Voici enfin le film que j'ai tant attendu, le dernier film de Miyazaki, le dernier hélas à tous les sens du terme (le dernier sorti et le dernier qui sortira). Le maître de l'animation japonaise prend sa retraite. Ce film est peut-être aussi le dernier long-métrage qui sortira du studio Ghibli.
L'histoire se passe dans le Japon du début du 20ème siècle. Le héros, Jiro, rêve de voler mais sa myopie l'en empêche. Il se console en dessinant et construisant des avions qui, à son grand dam, serviront d'avions de combat.
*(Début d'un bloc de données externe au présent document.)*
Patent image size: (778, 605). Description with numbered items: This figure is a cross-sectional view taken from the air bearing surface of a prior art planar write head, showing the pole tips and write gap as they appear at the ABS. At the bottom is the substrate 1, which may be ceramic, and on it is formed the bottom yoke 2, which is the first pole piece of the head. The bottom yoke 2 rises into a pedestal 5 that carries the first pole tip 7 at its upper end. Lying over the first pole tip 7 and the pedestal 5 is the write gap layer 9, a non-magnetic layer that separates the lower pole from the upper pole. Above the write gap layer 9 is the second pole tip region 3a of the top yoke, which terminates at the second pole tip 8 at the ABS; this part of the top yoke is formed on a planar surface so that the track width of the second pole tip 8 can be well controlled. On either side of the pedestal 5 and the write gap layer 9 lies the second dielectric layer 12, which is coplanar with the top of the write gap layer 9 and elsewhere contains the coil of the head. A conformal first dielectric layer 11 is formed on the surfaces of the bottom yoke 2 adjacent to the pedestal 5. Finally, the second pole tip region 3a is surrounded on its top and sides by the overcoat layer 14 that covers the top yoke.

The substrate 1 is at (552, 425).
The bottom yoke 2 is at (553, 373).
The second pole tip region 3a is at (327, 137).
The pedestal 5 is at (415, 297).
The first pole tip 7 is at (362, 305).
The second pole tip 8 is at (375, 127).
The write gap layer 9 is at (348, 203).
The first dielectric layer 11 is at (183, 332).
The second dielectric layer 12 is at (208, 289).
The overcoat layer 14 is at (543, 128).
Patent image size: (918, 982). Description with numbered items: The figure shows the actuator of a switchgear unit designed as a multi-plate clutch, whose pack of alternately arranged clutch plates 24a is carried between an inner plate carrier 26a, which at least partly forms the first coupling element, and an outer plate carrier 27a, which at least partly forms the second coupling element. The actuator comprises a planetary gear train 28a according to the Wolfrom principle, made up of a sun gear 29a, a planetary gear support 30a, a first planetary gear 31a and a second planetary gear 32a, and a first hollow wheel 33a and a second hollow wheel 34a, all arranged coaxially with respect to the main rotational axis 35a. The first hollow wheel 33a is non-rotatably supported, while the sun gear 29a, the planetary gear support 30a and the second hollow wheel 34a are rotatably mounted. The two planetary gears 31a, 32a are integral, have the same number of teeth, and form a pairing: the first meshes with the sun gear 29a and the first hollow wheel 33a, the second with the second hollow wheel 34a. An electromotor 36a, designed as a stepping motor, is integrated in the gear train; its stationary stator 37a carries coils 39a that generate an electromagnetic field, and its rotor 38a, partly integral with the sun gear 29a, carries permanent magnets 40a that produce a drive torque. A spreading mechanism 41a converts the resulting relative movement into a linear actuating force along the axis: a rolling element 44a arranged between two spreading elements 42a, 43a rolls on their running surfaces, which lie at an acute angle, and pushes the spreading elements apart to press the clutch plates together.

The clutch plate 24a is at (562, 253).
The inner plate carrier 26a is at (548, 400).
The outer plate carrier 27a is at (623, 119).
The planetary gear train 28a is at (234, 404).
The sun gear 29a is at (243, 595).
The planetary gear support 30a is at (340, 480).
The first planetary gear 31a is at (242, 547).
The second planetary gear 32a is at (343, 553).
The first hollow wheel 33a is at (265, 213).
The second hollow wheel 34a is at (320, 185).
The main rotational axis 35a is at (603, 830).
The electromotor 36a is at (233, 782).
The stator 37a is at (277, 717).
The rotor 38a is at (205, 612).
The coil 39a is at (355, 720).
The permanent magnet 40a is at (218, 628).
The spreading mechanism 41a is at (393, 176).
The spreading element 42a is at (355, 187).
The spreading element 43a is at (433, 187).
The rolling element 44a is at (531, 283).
Ce dernier film est aussi, à mon avis, l'un des plus beaux, celui qui , après Mon Voisin Totoro, représente le mieux le monde de Miyazaki. En même temps qu'il fait référence à ses films antérieurs, il redéfinit son cinéma : les héros sont des adultes, le film couvre 40 ans d'une vie au lieu de quelques jours d'ordinaire, l'amour est représenté alors que, dans ses autres films, il est seulement suggéré. Ici, l'amour sert à humaniser le héros. De plus, ce film est inspiré de personnages réels. C'est un film hommage.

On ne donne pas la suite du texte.